Après un petit salut du plat de la main, la cheffe d’unité s’éloigna sous le regard dépité de Mahaut. Avait-elle voulu plaisanter, les titiller encore plus ? Les Ramahènes envisageaient-ils réellement de venir s’implanter en plein cœur de Danapi ? Pour faire quoi ? Exploiter les forêts ? Ils n’utilisaient quasi pas de bois. Construire des villes ? Installer des fermes ? C’était tellement insensé.

La mine de ses camarades d’infortune indiqua à Mahaut qu’ils partageaient son désappointement. Il n’était pas étonnant que les négociations avec les représentants du Conseil de Défense aient capoté aussi vite si les Ramahènes avaient revendiqué de pouvoir accaparer de nouvelles portions du territoire danatile. Au moins ce point semblait-il éclairci : leurs anciens compatriotes n’étaient prêts à aucune concession, ils voulaient seulement abuser de la bienveillance des Danamôns — business as usual.

Mahaut s’assit en retrait et réchauffa ses mains avec sa tasse de thé. Soucieuse de la dégradation de l’humeur de ses compagnons, elle retenait ses larmes, mais c’était à grand-peine. L’attitude de son amie entamait à coups de pelleteuse la digue contenant le flot de lassitude engendré par cette double vie en détention.

Mahaut venait d’avoir vingt-deux ans, mais ne pouvait faire aucun plan pour l’avenir, quel qu’il soit. Elle ne pouvait même pas se balader ou sortir avec des potes. Ni manger un bon repas, ni faire l’amour à son petit copain. Sa vie était totalement à l’arrêt ; figée, de jour comme de nuit. Redémarrerait-elle un jour ? Sans doute, mais dans combien de temps ?

En attendant, elle tournait en rond, entre son désespoir face à l’outrecuidance des Ramahènes et ses réflexions angoissées sur son pseudodestin prophétique. Sous couvert d’un questionnement sur ce qui avait amené les deux continents à développer des cultures si différentes, elle avait interrogé Boghdar, Diawa et Tiksum à propos du guide éclairé, mais n’avait obtenu que des informations parcellaires et imprécises. D’après ses amis, Opthéo Tsong était révérée parce qu’elle avait mis fin à une longue période de guerre et de troubles, puis réussi à civiliser les premiers royaumes de Ramah ; Sam avait confirmé ces informations à la suite de ses propres investigations.

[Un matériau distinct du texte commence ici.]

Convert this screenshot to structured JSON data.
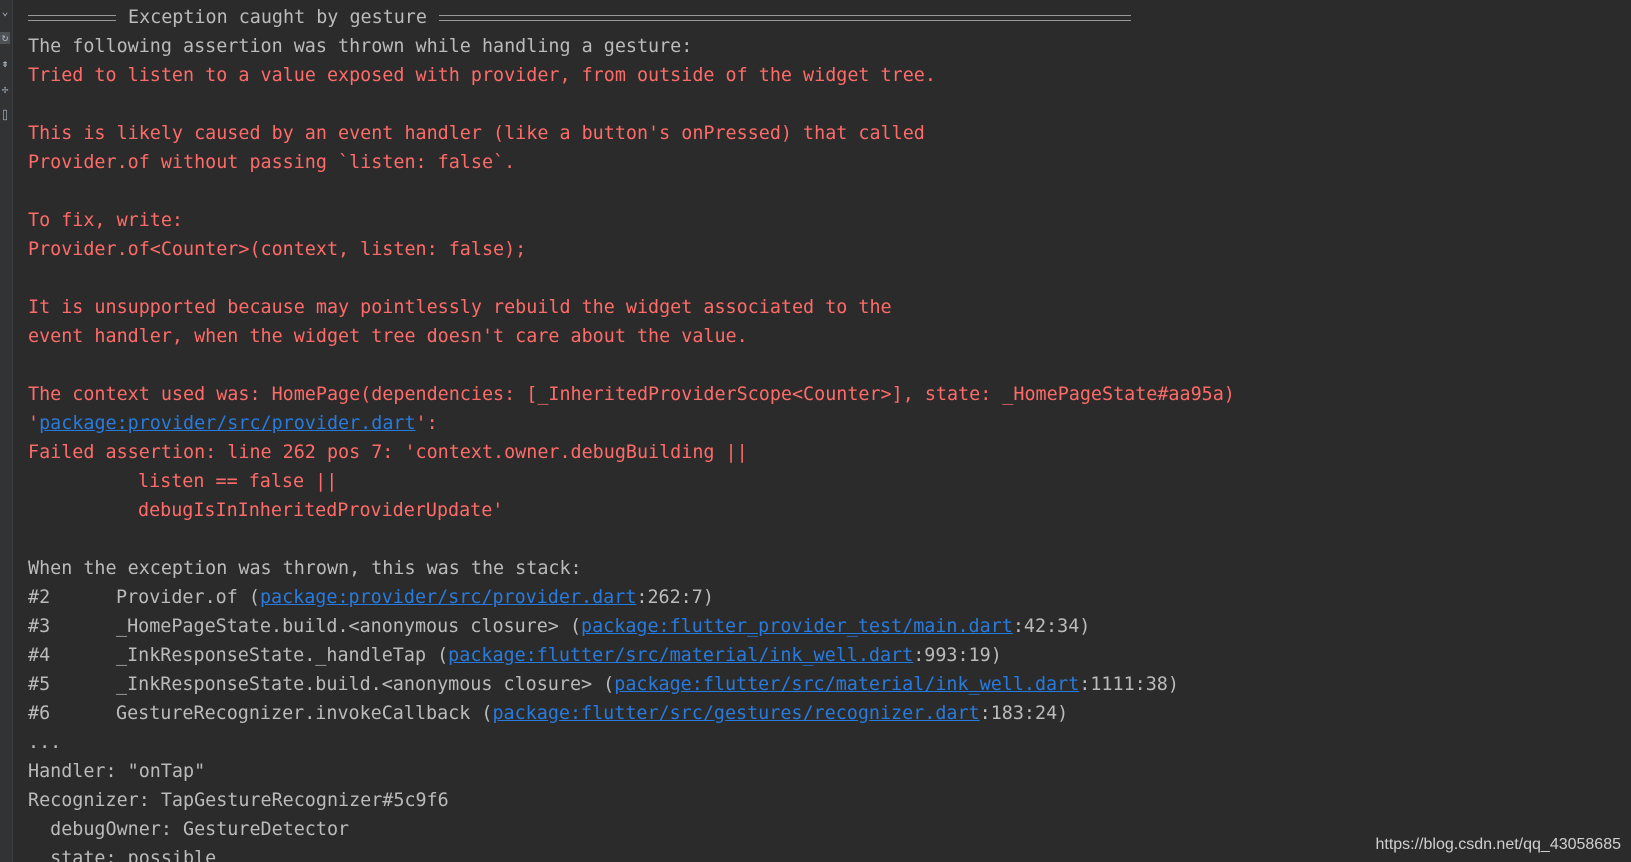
{
  "gutter": {
    "icons": [
      {
        "name": "collapse-icon",
        "glyph": "⌄"
      },
      {
        "name": "restart-icon",
        "glyph": "↻"
      },
      {
        "name": "print-icon",
        "glyph": "⇟"
      },
      {
        "name": "pin-icon",
        "glyph": "✢"
      },
      {
        "name": "trash-icon",
        "glyph": "⌷"
      }
    ]
  },
  "console": {
    "header": "Exception caught by gesture",
    "assertion_intro": "The following assertion was thrown while handling a gesture:",
    "error_lines": [
      "Tried to listen to a value exposed with provider, from outside of the widget tree.",
      "This is likely caused by an event handler (like a button's onPressed) that called",
      "Provider.of without passing `listen: false`.",
      "To fix, write:",
      "Provider.of<Counter>(context, listen: false);",
      "It is unsupported because may pointlessly rebuild the widget associated to the",
      "event handler, when the widget tree doesn't care about the value.",
      "The context used was: HomePage(dependencies: [_InheritedProviderScope<Counter>], state: _HomePageState#aa95a)"
    ],
    "assert_source": {
      "quote_open": "'",
      "link": "package:provider/src/provider.dart",
      "quote_close": "':"
    },
    "failed_assertion": [
      "Failed assertion: line 262 pos 7: 'context.owner.debugBuilding ||",
      "listen == false ||",
      "debugIsInInheritedProviderUpdate'"
    ],
    "stack_intro": "When the exception was thrown, this was the stack:",
    "stack": [
      {
        "num": "#2",
        "method": "Provider.of (",
        "link": "package:provider/src/provider.dart",
        "pos": ":262:7)"
      },
      {
        "num": "#3",
        "method": "_HomePageState.build.<anonymous closure> (",
        "link": "package:flutter_provider_test/main.dart",
        "pos": ":42:34)"
      },
      {
        "num": "#4",
        "method": "_InkResponseState._handleTap (",
        "link": "package:flutter/src/material/ink_well.dart",
        "pos": ":993:19)"
      },
      {
        "num": "#5",
        "method": "_InkResponseState.build.<anonymous closure> (",
        "link": "package:flutter/src/material/ink_well.dart",
        "pos": ":1111:38)"
      },
      {
        "num": "#6",
        "method": "GestureRecognizer.invokeCallback (",
        "link": "package:flutter/src/gestures/recognizer.dart",
        "pos": ":183:24)"
      }
    ],
    "ellipsis": "...",
    "handler": "Handler: \"onTap\"",
    "recognizer": "Recognizer: TapGestureRecognizer#5c9f6",
    "debug_owner": "  debugOwner: GestureDetector",
    "state": "  state: possible"
  },
  "watermark": "https://blog.csdn.net/qq_43058685",
  "colors": {
    "background": "#2b2b2b",
    "error": "#ff6b68",
    "text": "#bbbbbb",
    "link": "#287bde"
  }
}
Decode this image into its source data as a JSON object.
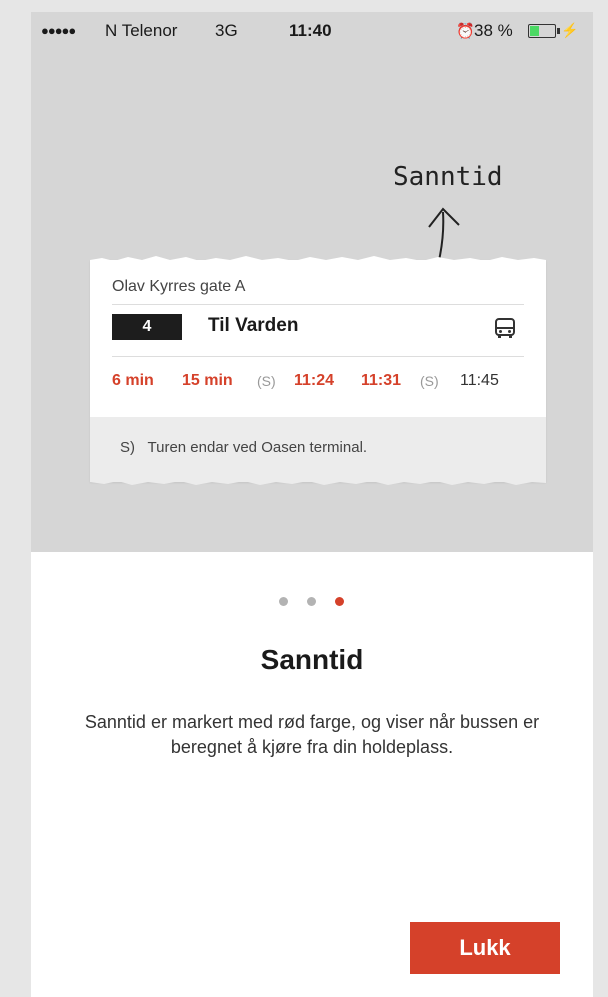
{
  "status_bar": {
    "signal": "●●●●●",
    "carrier": "N Telenor",
    "network": "3G",
    "time": "11:40",
    "alarm_icon": "alarm-icon",
    "battery": "38 %",
    "battery_level": 0.38,
    "battery_color": "#4cd964"
  },
  "annotation": {
    "label": "Sanntid"
  },
  "card": {
    "stop_name": "Olav Kyrres gate A",
    "route_number": "4",
    "destination": "Til Varden",
    "departures": {
      "d1": "6 min",
      "d2": "15 min",
      "s1": "(S)",
      "d3": "11:24",
      "d4": "11:31",
      "s2": "(S)",
      "d5": "11:45"
    },
    "note_marker": "S)",
    "note": "Turen endar ved Oasen terminal."
  },
  "pager": {
    "total": 3,
    "active": 3
  },
  "title": "Sanntid",
  "description": "Sanntid er markert med rød farge, og viser når bussen er beregnet å kjøre fra din holdeplass.",
  "close_label": "Lukk",
  "colors": {
    "accent": "#d5412a",
    "background": "#d6d6d6"
  }
}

Loin de la rassurer, ces révélations avaient plongé Mahaut dans un abîme de perplexité. Si elle devait faire cesser une guerre, qui allait la déclencher ? Et quand ? Bloquée devant cet horrible portail, sa seule chance d’en apprendre plus sur Opthéo Tsong s’éloignait au fur et à mesure qu’une coopération entre Danapi et Ramah devenait de plus en plus improbable.